PRIMARY DUTIES AND RESPONSIBILITIES

  • Provides senior leadership on multiple client accounts or practice areas.
  • Responsible for strategic management.
  • Creates mission and works with management team to ensure a clear understanding of team mission and goals.
  • Works with management team to help identify skills that are needed for projects or work activities and match skill requirements with talent.
  • Develops performance standards for management team and measures success against performance standards.
  • Creates innovative business expansion and/or new services.
  • Responsible for lead proposal writing, contracting, client presentations, and pricing.
  • Establishes goals for business unit growth.
  • Stays abreast of industry trends and important pending legislation impacting business.
  • Maintains specialized technical skills in a disease state, holds expert medical knowledge on reimbursement strategies, and possesses functional knowledge.
  • Identifies and collaborates with internal and external resources and experts.
  • Develops succession plans for key management team members.
  • Recruits, trains and develops senior leaders.
  • Provides leadership to team and participates as facilitator for learning programs.
  • Manages budget to include P&L responsibility.
  • Approves purchases, contracting, expenses, and may manage vendor relationships.
  • Allocates human and financial resources as appropriate to ensure objectives are accomplished.
  • Searches and pursues revenue generation opportunities and effectively manages to ensure that new revenue is realized.
  • Trains managers on financial matters related to performing job responsibilities.
  • Identifies areas for risk; fosters proactive, continued quality improvement.
  • Ensures and maintains highest integrity and honesty in all business activities.
  • Supports company culture to include embracing and fostering company values.
  • Supports company programs and initiatives; adheres to company policies and procedures.
  • Represents the company to associates and the public.

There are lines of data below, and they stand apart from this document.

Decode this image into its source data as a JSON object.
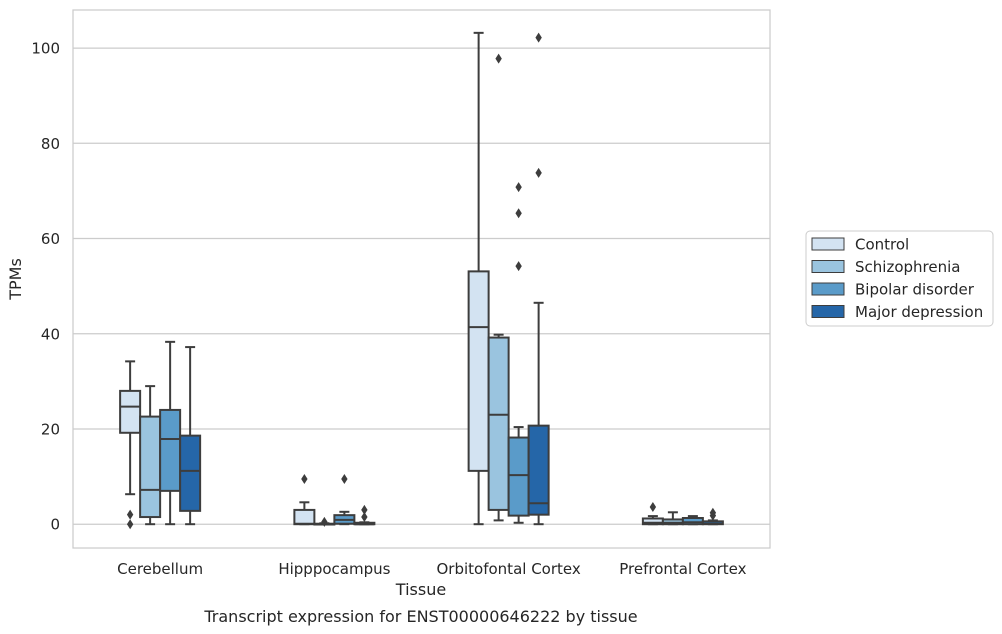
{
  "chart_data": {
    "type": "box",
    "title": "",
    "caption": "Transcript expression for ENST00000646222 by tissue",
    "xlabel": "Tissue",
    "ylabel": "TPMs",
    "ylim": [
      -5,
      108
    ],
    "yticks": [
      0,
      20,
      40,
      60,
      80,
      100
    ],
    "grid": "horizontal",
    "legend_position": "right",
    "categories": [
      "Cerebellum",
      "Hipppocampus",
      "Orbitofontal Cortex",
      "Prefrontal Cortex"
    ],
    "series": [
      {
        "name": "Control",
        "color": "#d3e3f2",
        "boxes": [
          {
            "whislo": 6.3,
            "q1": 19.2,
            "med": 24.7,
            "q3": 28.0,
            "whishi": 34.2,
            "fliers": [
              0.0,
              2.0
            ]
          },
          {
            "whislo": 0.0,
            "q1": 0.0,
            "med": 0.1,
            "q3": 3.0,
            "whishi": 4.6,
            "fliers": [
              9.5
            ]
          },
          {
            "whislo": 0.0,
            "q1": 11.2,
            "med": 41.4,
            "q3": 53.1,
            "whishi": 103.2,
            "fliers": []
          },
          {
            "whislo": 0.0,
            "q1": 0.0,
            "med": 0.3,
            "q3": 1.2,
            "whishi": 1.7,
            "fliers": [
              3.6
            ]
          }
        ]
      },
      {
        "name": "Schizophrenia",
        "color": "#9ac4df",
        "boxes": [
          {
            "whislo": 0.0,
            "q1": 1.5,
            "med": 7.2,
            "q3": 22.6,
            "whishi": 29.0,
            "fliers": []
          },
          {
            "whislo": 0.0,
            "q1": 0.0,
            "med": 0.0,
            "q3": 0.1,
            "whishi": 0.2,
            "fliers": [
              0.5
            ]
          },
          {
            "whislo": 0.8,
            "q1": 3.0,
            "med": 23.0,
            "q3": 39.2,
            "whishi": 39.8,
            "fliers": [
              97.8
            ]
          },
          {
            "whislo": 0.0,
            "q1": 0.0,
            "med": 0.3,
            "q3": 1.0,
            "whishi": 2.5,
            "fliers": []
          }
        ]
      },
      {
        "name": "Bipolar disorder",
        "color": "#5a9bc9",
        "boxes": [
          {
            "whislo": 0.0,
            "q1": 7.0,
            "med": 17.9,
            "q3": 24.0,
            "whishi": 38.3,
            "fliers": []
          },
          {
            "whislo": 0.0,
            "q1": 0.1,
            "med": 0.9,
            "q3": 1.9,
            "whishi": 2.6,
            "fliers": [
              9.5
            ]
          },
          {
            "whislo": 0.3,
            "q1": 1.8,
            "med": 10.3,
            "q3": 18.2,
            "whishi": 20.4,
            "fliers": [
              54.2,
              65.3,
              70.8
            ]
          },
          {
            "whislo": 0.0,
            "q1": 0.0,
            "med": 0.4,
            "q3": 1.3,
            "whishi": 1.7,
            "fliers": []
          }
        ]
      },
      {
        "name": "Major depression",
        "color": "#2566a8",
        "boxes": [
          {
            "whislo": 0.0,
            "q1": 2.8,
            "med": 11.2,
            "q3": 18.6,
            "whishi": 37.2,
            "fliers": []
          },
          {
            "whislo": 0.0,
            "q1": 0.0,
            "med": 0.0,
            "q3": 0.3,
            "whishi": 0.4,
            "fliers": [
              1.5,
              3.0
            ]
          },
          {
            "whislo": 0.0,
            "q1": 2.0,
            "med": 4.4,
            "q3": 20.7,
            "whishi": 46.5,
            "fliers": [
              73.8,
              102.2
            ]
          },
          {
            "whislo": 0.0,
            "q1": 0.0,
            "med": 0.1,
            "q3": 0.6,
            "whishi": 0.8,
            "fliers": [
              1.8,
              2.4
            ]
          }
        ]
      }
    ]
  }
}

EXPERIENCE AND EDUCATIONAL REQUIREMENTS

  • Requires broad training in fields such as business administration, accountancy, sales, marketing, computer sciences or similar vocations generally obtained through completion of a four year bachelor's degree program or equivalent combination of experience and education.
  • Normally requires a minimum of eight (8) to ten (10) years of experience.

MINIMUM SKILLS, KNOWLEDGE AND ABILITY REQUIREMENTS

  • General knowledge of reimbursement and patient assistance programs and database elements and functionality; operational policies and processes, particularly distribution/interfaces.
  • Strong interpersonal skills.
  • Strong organizational skills; attention to detail.
  • Ability to proficiently use computer and standard office equipment.
  • Working knowledge of Microsoft Office.
  • Ability to manage multiple tasks along a parallel process.
  • Health care research and analysis skills sufficient to support payer research, healthcare policy library, and state management.
  • Ability to resolve associate issues effectively and efficiently.
  • Critical thinking skills.
  • Strong industry and company business knowledge.